En España hemos asistido, en los últimos años, a unos cambios sociales rápidos y profundos. A no pocos estas corrientes de aire los han acatarrado y privado de voz. No sólo han cambiado las costumbres y valores, sino que la vida cotidiana de las gentes ha dado un profundo vuelco. También se ha transformado el sentimiento de pertenencia a una fe religiosa, a una parroquia y a una Iglesia.
La aconfesionalidad del Estado (bien recibida en su momento) nos viene desde los años en que, habiendo estrenado democracia, los españoles nos dimos una Constitución que pretendía superar enfrentamientos civiles. No olvidemos que la ley de libertad religiosa, primero fue votada por la Iglesia católica en el Concilio Vaticano II; más tarde llegó a una España que, durante bastantes años, sólo había conocido el nacional-catolicismo.
Entre los cambios más recientes de los que algunos (no muy mayores) hemos sido testigos, podemos destacar la relación entre cristianismo y sociedad. Muchos, creyentes y no creyentes, no acaban de entender cuál es su puesto en la sociedad de hoy. Me pregunto por qué tendremos tanta dificultad (al menos en la práctica) para distinguir conceptos tan elementales como “sociedad”, “Estado” y “gobierno”. ¿Intereses políticos?, ¿prejuicios ideológicos?, ¿mala fe?, ¿ignorancia jurídica?

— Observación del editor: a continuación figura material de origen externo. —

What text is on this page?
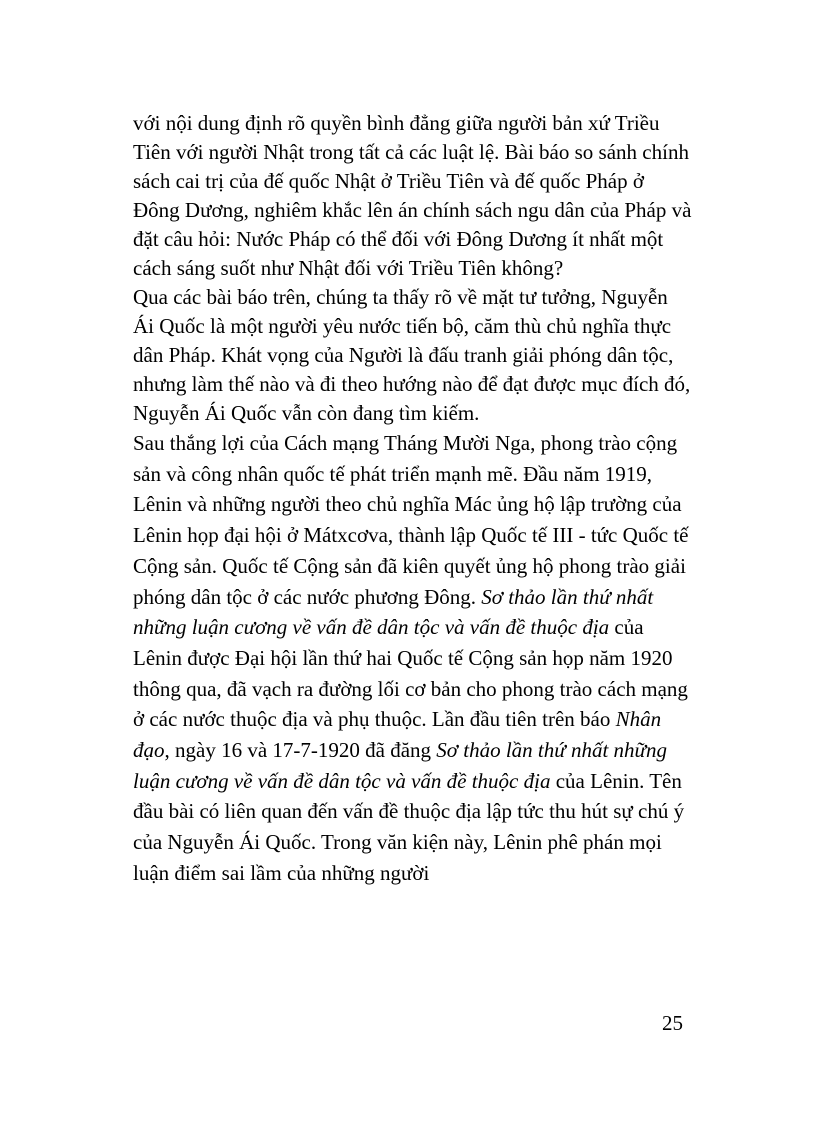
với nội dung định rõ quyền bình đẳng giữa người bản xứ Triều Tiên với người Nhật trong tất cả các luật lệ. Bài báo so sánh chính sách cai trị của đế quốc Nhật ở Triều Tiên và đế quốc Pháp ở Đông Dương, nghiêm khắc lên án chính sách ngu dân của Pháp và đặt câu hỏi: Nước Pháp có thể đối với Đông Dương ít nhất một cách sáng suốt như Nhật đối với Triều Tiên không?

Qua các bài báo trên, chúng ta thấy rõ về mặt tư tưởng, Nguyễn Ái Quốc là một người yêu nước tiến bộ, căm thù chủ nghĩa thực dân Pháp. Khát vọng của Người là đấu tranh giải phóng dân tộc, nhưng làm thế nào và đi theo hướng nào để đạt được mục đích đó, Nguyễn Ái Quốc vẫn còn đang tìm kiếm.

Sau thắng lợi của Cách mạng Tháng Mười Nga, phong trào cộng sản và công nhân quốc tế phát triển mạnh mẽ. Đầu năm 1919, Lênin và những người theo chủ nghĩa Mác ủng hộ lập trường của Lênin họp đại hội ở Mátxcơva, thành lập Quốc tế III - tức Quốc tế Cộng sản. Quốc tế Cộng sản đã kiên quyết ủng hộ phong trào giải phóng dân tộc ở các nước phương Đông. Sơ thảo lần thứ nhất những luận cương về vấn đề dân tộc và vấn đề thuộc địa của Lênin được Đại hội lần thứ hai Quốc tế Cộng sản họp năm 1920 thông qua, đã vạch ra đường lối cơ bản cho phong trào cách mạng ở các nước thuộc địa và phụ thuộc. Lần đầu tiên trên báo Nhân đạo, ngày 16 và 17-7-1920 đã đăng Sơ thảo lần thứ nhất những luận cương về vấn đề dân tộc và vấn đề thuộc địa của Lênin. Tên đầu bài có liên quan đến vấn đề thuộc địa lập tức thu hút sự chú ý của Nguyễn Ái Quốc. Trong văn kiện này, Lênin phê phán mọi luận điểm sai lầm của những người

25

Nos enseñaron que antes que el Estado y, por supuesto, mucho antes que un gobierno, está la “sociedad”. En la sociedad española, guste o no, hay muchos ciudadanos que profesan el catolicismo, con más o menos coherencia (pero esta es otra cuestión).
Todo gobierno bien nacido (con sus partidos opositores y demás grupos) tienen la obligación de servir a la sociedad, y deben reconocer (y respetar) el credo religioso mayoritario que se profesa en ella. Respetar también sus símbolos, y no parapetarse detrás de la “libertad de expresión” para atacarlos impunemente. Vean las blasfemias que un pregonero, con la venia del “alcalde rupturista” de Santiago de Compostela, ha excrementado últimamente en un discurso que él mismo (para más “inri”) ha llamado “apostólico”. No son los únicos insultos.
Cualquier gobierno que quiera ganarse un prestigio, debe ante todo mostrarse exquisitamente respetuoso con la libertad de conciencia de todos y cada uno de sus ciudadanos. ¿Es tan difícil entender esto? Mirando la cara que ponen algunos políticos y la praxis de los mismos, parece que sí.
La sociedad es anterior al Estado. Y el Estado está para servir a la sociedad, hoy plural en ideas y creencias, aunque con una fuerte presencia católica. No todos los ciudadanos son católicos; pero los que lo son deben ser respetados profundamente y no tratados marginalmente.
¿Qué nos insultan? Miremos para otro lado (nos dicen algunos).
¡No, mil veces! Los católicos no tenemos por qué huir con nuestras creencias al desierto. No tenemos por qué escondernos en ninguna sacristía. Con nuestra fe (y no a pesar de ella) somos ciudadanos de pleno derecho. Con humildad, pero sin complejos.
¿Perdonar? Sí, pero solo a los arrepentidos; no a los que alardean de sus insultos y encima los revisten con una capa dorada y muy cotizada: “¡Son libertad de expresión!”.
En una sociedad democrática, las aportaciones de los católicos deberían verse como algo normal y hasta muy útil para dicha sociedad. Lo que sí es peligroso (y sospechoso) es que los católicos tengamos que claudicar por miedo al griterío de ciertos colectivos que, aun siendo minoritarios, vocean mucho, representan poco y encima andan bien subvencionados.